I have a few appointments coming up and I'm trying to stay hopeful but realistic. I need to have reached some level of acceptance of where I'm at to be able to share my current reality with those looking after me medically. I need to get across the devastating effect this condition is having on me to the consultant overseeing my CFS care, so they can understand where I'm at, even if there may be very little, if anything, that can be done about my deterioration. I'm also seeing an upper GI surgeon for the first time- I need to not let my CFS get in the way of me getting all my symptoms and their severities across to him- I need to find the energy to write a list of symptoms in advance to jog my memory in case of cognitive problems or speech issues resulting from fatigue. I don't like hospital appointments- but they're my only way of possibly getting any answers- I need all the help I can get at the moment, so I need to accept that they're part of my current reality.
I came back to Uni after an extended break, and initially tried to rejoin my course without taking my deterioration into consideration. I pushed myself through day 1, and unsurprisingly ended up in bed, very unwell, missing days 2 and 3. I contacted people about course adjustments, realising there was a definite problem, and returned for a lecture on day 4 and an afternoon on day 5 (in addition to a medical appointment). It's now the weekend and I've been feeling really ill- I could feel that I'd seriously overdone things on the Friday, but it was still a lot less than I used to be able to do, so I have found the level of payback frustrating. Even though I know I'm significantly more ill, having it so blatantly proven to you, is undeniably difficult. The discussions about my University course are going to be very challenging, but will hopefully be the start of a change in attitude. I hope I will start being kinder to my body, fighting against it less, and will start to push it to it's limits less, giving my body a better chance of making some improvement.

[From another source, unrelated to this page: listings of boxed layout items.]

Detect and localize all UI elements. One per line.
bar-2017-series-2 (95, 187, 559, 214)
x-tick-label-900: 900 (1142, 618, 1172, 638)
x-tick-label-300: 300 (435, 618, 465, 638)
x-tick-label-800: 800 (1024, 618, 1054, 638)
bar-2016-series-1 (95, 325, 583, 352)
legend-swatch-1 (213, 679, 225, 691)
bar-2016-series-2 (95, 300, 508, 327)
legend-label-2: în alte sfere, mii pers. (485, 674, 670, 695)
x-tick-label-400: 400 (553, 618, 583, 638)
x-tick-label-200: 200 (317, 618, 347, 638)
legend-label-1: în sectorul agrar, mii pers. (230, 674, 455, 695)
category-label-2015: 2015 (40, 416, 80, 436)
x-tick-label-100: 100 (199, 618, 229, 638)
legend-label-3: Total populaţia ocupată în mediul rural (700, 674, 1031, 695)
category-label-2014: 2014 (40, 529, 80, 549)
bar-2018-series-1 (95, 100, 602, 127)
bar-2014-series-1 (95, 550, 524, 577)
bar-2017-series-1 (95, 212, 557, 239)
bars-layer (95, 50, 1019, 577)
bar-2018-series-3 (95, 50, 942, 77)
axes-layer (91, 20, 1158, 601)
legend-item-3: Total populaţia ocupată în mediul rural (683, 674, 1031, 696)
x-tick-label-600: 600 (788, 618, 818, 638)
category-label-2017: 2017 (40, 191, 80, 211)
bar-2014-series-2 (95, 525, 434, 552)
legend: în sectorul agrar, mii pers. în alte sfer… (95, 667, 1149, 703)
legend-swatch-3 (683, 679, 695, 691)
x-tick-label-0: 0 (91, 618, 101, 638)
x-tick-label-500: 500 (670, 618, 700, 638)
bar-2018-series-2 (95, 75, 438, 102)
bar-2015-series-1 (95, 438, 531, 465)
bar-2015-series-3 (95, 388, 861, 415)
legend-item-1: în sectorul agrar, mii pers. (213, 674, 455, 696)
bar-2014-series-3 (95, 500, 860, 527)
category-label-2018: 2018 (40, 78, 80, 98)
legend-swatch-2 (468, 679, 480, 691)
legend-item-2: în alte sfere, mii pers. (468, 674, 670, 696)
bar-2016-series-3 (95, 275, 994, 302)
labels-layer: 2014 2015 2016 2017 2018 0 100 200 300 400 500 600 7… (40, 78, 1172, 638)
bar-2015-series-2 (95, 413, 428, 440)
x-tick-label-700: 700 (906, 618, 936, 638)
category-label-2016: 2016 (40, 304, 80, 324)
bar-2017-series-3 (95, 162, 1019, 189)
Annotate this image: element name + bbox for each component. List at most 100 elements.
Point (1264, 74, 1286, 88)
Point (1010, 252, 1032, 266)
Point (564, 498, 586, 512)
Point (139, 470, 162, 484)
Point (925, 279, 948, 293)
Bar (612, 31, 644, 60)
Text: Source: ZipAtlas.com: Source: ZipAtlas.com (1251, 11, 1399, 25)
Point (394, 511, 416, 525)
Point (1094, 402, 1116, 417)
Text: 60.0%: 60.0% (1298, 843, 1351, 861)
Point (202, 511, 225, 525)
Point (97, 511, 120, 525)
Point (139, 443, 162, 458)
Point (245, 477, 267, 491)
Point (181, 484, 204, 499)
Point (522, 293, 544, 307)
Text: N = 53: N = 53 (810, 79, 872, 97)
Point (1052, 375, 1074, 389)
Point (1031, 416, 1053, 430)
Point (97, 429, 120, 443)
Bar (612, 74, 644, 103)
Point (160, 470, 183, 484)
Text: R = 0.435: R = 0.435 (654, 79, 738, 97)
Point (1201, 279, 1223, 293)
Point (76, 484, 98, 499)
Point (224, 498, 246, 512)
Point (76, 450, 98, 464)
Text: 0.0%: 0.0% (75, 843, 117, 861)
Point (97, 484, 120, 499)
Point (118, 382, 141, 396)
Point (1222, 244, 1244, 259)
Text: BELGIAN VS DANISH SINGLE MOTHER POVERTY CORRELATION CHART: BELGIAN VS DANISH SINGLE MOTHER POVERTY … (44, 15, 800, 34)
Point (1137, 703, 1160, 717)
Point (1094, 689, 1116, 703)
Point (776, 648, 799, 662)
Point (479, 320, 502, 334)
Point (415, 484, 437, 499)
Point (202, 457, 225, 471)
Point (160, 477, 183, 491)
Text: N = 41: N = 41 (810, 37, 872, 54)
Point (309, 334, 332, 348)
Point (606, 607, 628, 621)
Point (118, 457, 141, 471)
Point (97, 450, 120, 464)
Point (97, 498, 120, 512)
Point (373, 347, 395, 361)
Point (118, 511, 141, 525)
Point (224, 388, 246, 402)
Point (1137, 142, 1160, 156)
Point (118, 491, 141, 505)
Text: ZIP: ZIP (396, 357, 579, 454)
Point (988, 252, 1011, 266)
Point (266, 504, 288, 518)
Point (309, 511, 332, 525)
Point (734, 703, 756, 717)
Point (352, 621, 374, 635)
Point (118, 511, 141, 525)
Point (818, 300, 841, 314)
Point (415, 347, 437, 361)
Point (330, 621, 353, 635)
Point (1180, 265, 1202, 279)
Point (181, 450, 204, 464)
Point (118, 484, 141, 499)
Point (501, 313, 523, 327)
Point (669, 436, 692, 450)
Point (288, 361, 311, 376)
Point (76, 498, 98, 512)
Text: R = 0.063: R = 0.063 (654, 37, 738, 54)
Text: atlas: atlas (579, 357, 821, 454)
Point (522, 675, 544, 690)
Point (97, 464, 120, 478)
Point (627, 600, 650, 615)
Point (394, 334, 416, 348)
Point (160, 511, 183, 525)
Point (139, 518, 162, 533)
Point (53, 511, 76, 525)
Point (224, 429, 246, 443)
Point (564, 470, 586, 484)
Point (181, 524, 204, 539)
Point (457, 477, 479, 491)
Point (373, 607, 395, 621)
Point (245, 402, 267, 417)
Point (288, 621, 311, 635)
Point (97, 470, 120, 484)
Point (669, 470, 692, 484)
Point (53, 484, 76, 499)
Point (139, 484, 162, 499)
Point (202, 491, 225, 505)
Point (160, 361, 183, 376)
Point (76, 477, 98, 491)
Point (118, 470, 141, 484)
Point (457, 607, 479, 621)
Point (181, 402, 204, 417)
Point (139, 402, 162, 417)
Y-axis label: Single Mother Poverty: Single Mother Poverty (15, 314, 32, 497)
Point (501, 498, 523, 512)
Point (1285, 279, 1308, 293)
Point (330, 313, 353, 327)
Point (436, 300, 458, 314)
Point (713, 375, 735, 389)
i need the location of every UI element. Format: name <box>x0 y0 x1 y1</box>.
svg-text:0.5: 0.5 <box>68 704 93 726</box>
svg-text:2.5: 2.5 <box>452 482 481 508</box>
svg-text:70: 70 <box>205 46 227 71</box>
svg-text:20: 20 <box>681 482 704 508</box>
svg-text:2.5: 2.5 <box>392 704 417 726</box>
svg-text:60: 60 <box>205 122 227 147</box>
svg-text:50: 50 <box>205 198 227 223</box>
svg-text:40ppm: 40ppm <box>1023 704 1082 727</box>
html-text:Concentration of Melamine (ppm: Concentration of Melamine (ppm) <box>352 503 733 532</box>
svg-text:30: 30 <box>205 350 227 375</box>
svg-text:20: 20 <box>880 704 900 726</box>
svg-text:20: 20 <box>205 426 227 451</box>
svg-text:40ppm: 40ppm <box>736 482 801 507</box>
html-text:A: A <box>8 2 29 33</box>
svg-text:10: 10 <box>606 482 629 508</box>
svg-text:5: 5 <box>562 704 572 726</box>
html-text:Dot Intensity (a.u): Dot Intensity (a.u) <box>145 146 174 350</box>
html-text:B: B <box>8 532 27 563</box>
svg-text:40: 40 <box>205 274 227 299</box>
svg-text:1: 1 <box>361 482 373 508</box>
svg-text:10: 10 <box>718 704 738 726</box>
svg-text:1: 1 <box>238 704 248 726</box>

That being said, I was in bed a majority of the time for 4 weeks, and it appeared to do me very little good at all, which makes the idea of taking a step back and doing less, to leave my body with some spare energy to heal, even less appealing. I need to recognise that I was quite possibly still pushing my limits while in bed though- I was severely unwell and was pushing myself by sitting up as much as possible, I was listening to music and watching some TV, I was venturing downstairs and eating. All these things are tiring while this ill, so perhaps I was still not allowing myself extra energy to improve. I had a few days where I knowingly really pushed my limits, so some of the time in bed was spent recovering from additional flares/payback, rather than the underlying relapse.
I know I need to accept this illness and my current reality, but I keep finding myself feeling cross with myself- my body and my condition- for not just getting better and allowing me to do what I want. I need to learn to be ok with being ill. It's been 4 and a half years, I need to accept that. Relapses always take me a step away from acceptance, because they're incredibly difficult- physically, mentally and emotionally- this relapse was particularly brutal, so I suppose I've still got a long way to go before reaching my goal of acceptance.